Back in 1989, NASA was thinking about their rocket ships, with closed air circulation, and the astronauts that would be inhaling and exhaling for months on end. Would sending plants to space help purify the air?
After teaming up with the Associated Landscape Contractors of America, NASA explored how common indoor plants might purify the air—specifically how they might help remove organic chemicals like benzene, trichloroethylene, and formaldehyde from the air, which is especially important because these volatile organic compounds (VOCs) are known carcinogens.
Their findings revealed how powerful plants are at cleaning up indoor air pollution, information that transfers well beyond the void of space and into cleaning up the air in our homes, office buildings, and other indoor spaces.
Keeping your windows open is one way to swap over the air in your home with outdoor air (also known as “air turnover”), but as we move into the colder months of fall and winter, keeping the windows open at home isn’t always an option.
When your house is sealed up like a rocket ship, which plants are worth keeping around?
You may recognize English ivy growing on the outside of homes or trellising along picturesque collegiate buildings. In the NASA study, English ivy was a shining star. In addition to removing VOCs, English ivy is stellar at removing mold and fecal matter. In 2005, the American College of Allergy, Asthma, and Immunology presented a study on their findings after researching moldy bread and dog feces. After only six hours, there was a decrease in airborne-mold around the ivy and airborne feces in the air. As time continued, the air kept getting cleaner and cleaner.

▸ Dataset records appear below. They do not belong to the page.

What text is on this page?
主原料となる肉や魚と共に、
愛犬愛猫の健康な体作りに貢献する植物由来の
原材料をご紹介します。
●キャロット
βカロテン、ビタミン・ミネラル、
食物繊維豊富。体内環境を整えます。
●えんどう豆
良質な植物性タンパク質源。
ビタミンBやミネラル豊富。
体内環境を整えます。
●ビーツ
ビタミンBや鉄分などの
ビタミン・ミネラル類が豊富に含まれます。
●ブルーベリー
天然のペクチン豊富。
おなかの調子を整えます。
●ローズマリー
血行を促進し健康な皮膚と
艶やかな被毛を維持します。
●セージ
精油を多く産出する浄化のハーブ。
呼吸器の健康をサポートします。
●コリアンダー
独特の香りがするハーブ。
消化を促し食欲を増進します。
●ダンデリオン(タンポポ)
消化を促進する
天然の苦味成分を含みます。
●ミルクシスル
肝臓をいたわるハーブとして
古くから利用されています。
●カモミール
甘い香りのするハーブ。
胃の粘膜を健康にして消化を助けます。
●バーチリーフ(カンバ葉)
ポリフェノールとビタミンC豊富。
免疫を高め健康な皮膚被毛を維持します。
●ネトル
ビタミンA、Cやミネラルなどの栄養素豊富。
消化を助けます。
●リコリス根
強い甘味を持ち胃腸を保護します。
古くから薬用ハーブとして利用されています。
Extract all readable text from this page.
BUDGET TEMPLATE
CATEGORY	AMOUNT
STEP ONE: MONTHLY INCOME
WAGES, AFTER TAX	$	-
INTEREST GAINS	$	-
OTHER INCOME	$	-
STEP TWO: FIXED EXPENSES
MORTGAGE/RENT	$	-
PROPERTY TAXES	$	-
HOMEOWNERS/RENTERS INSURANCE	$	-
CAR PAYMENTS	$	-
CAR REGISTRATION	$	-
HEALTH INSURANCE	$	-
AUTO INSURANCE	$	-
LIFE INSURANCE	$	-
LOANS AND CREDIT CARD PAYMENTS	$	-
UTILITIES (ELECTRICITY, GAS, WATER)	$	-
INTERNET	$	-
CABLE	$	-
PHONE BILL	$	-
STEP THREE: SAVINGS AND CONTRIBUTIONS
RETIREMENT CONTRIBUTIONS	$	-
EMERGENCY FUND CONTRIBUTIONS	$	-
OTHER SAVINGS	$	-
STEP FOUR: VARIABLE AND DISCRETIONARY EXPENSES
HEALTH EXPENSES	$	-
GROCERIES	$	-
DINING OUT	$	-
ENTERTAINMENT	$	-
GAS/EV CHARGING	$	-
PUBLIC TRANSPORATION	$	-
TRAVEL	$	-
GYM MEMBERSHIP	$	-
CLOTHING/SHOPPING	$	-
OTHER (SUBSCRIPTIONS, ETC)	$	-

The only downside about English ivy is that it is poisonous in nature, which is a no-no if the English ivy is within reach of your pets or small children. Placing English ivy in a high hanging location may be a solution.
It’s also important to note that in some instances, English ivy can cause dermatitis.
The Snake Plant, otherwise known as “Mother-in-Law’s Tongue,” is another front runner for plants to keep at home that will help improve the quality of your air. What’s even better is that you don’t need a green thumb to keep a Snake Plant alive. Snake Plants are very low maintenance, yet they still filter formaldehyde, trichloroethylene, xylene, toluene, and benzene. While most plants take in oxygen at night, a Snake Plant gives off oxygen at night. Some say keeping Snake Plants in your bedroom is one way to capitalize on that oxygen exchange.
The Areca palm, otherwise known as the “Butterfly Palm,” is another shining example of nature’s exceptional air filtration. The Areca palm removes more toluene (found in paint thinners, nail polish removers, glues, and correction fluid) and xylene (a solvent in printing, rubber, and leather industries) than any other plant. Plus, the Areca palm emits high volumes of water vapor, a wonderful gift in areas like office spaces where the air can be very dry – especially during cold months.
A top concern for some homeowners is the amount of light their homes receive for plants to thrive. Rubber plants don’t mind dim conditions, which is one reason why they have been growing well inside homes since the Victorian era. The height of a rubber plant may surprise you – they can grow to be eight feet tall! So, if yours keeps ascending, you’ll want to get some stakes for added support.
There are a lot of benefits to keeping plants around the home. Know that adding greenery helps increase the air purity, but also that house plants help decrease stress and have been known to improve overall health, including making people feel happier and acting as a mood stimulant.